A former director of the Australian War Memorial has urged that any planned changes at the site, including the removal of trees to build a temporary car park ahead of a much larger re-development, must adopt a "hasten slowly" approach with the "widest possible community consultation".
Retired Major General Steve Gower, a qualified engineer and Vietnam veteran who served as director from 1996 to 2012, expressed his dismay at learning that as many as 80 mature gum trees would be felled at the site to make way for a temporary car park.
A consultation report on the so-called "early works" will be made public soon which will outline a preliminary plan to remove the trees and excavate alongside Poppy's Cafe and create multi-level parking for 123 cars, mostly for staff involved in the subsequent major construction phase.
The most significant redevelopment for the war memorial since 1941 is planned over a nine-year period and will more than double the current exhibition spaces to accommodate prospective new exhibits, including an F-111 aircraft, under a huge glass atrium-style roof.
The federal government has pledged $498 million to the memorial's redevelopment.
However, even the so-called "site establishment" and "early works" has already raised concerns, with Major General Steve Gower sharing the views of local residents that the removal of trees from the site will have a significant impact on how the building visually "sits and settles gracefully" within the landscape.
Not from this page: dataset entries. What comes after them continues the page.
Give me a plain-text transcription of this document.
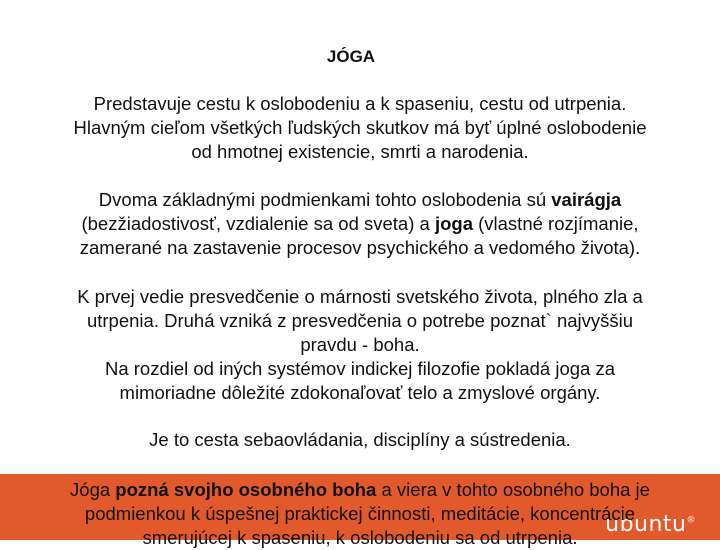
JÓGA

Predstavuje cestu k oslobodeniu a k spaseniu, cestu od utrpenia.
Hlavným cieľom všetkých ľudských skutkov má byť úplné oslobodenie
od hmotnej existencie, smrti a narodenia.

Dvoma základnými podmienkami tohto oslobodenia sú vairágja
(bezžiadostivosť, vzdialenie sa od sveta) a joga (vlastné rozjímanie,
zamerané na zastavenie procesov psychického a vedomého života).

K prvej vedie presvedčenie o márnosti svetského života, plného zla a
utrpenia. Druhá vzniká z presvedčenia o potrebe poznat` najvyššiu
pravdu - boha.
Na rozdiel od iných systémov indickej filozofie pokladá joga za
mimoriadne dôležité zdokonaľovať telo a zmyslové orgány.

Je to cesta sebaovládania, disciplíny a sústredenia.

ubuntu®

Jóga pozná svojho osobného boha a viera v tohto osobného boha je
podmienkou k úspešnej praktickej činnosti, meditácie, koncentrácie
smerujúcej k spaseniu, k oslobodeniu sa od utrpenia.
"I think it's disgraceful and cavalier to remove so many trees and disturb the site this way without proper heritage and environmental considerations," he said.
"Not just the building itself but the setting in which it sits is of national significance. Any change to the surrounds of the building and its woodland setting will that have a major visual impact."
He is also concerned that the memorial has held just a single three-hour community consultation, back in July, and urged that no trees be removed or excavation begun until a much broader consultation is held.
Opposition to the full redevelopment is growing, with prominent architects and eminent Australians expressing their concern over the price tag and the lack of transparency around the process.
A letter sent to a local resident, Bethan Taylor, from the current director of the Australian War Memorial, Dr Brendan Nelson, said that there were 43 mature trees which would "definitely" need to be removed to make way for the temporary car park, with another 37 "to be considered" for removal.
Dr Nelson's letter also says that the area would be returned to "its native landscape state at the completion of construction of redevelopment in 2027".
Ms Taylor said that the removal of so many trees was contrary to the advice she received at the consultation.
"We were told at the meeting that around 10 trees would have to go," Ms Taylor said.
"Now we've learned from Brendan Nelson that as many as eight times that number of trees might go. This so-called community consultation is just a box-ticking exercise."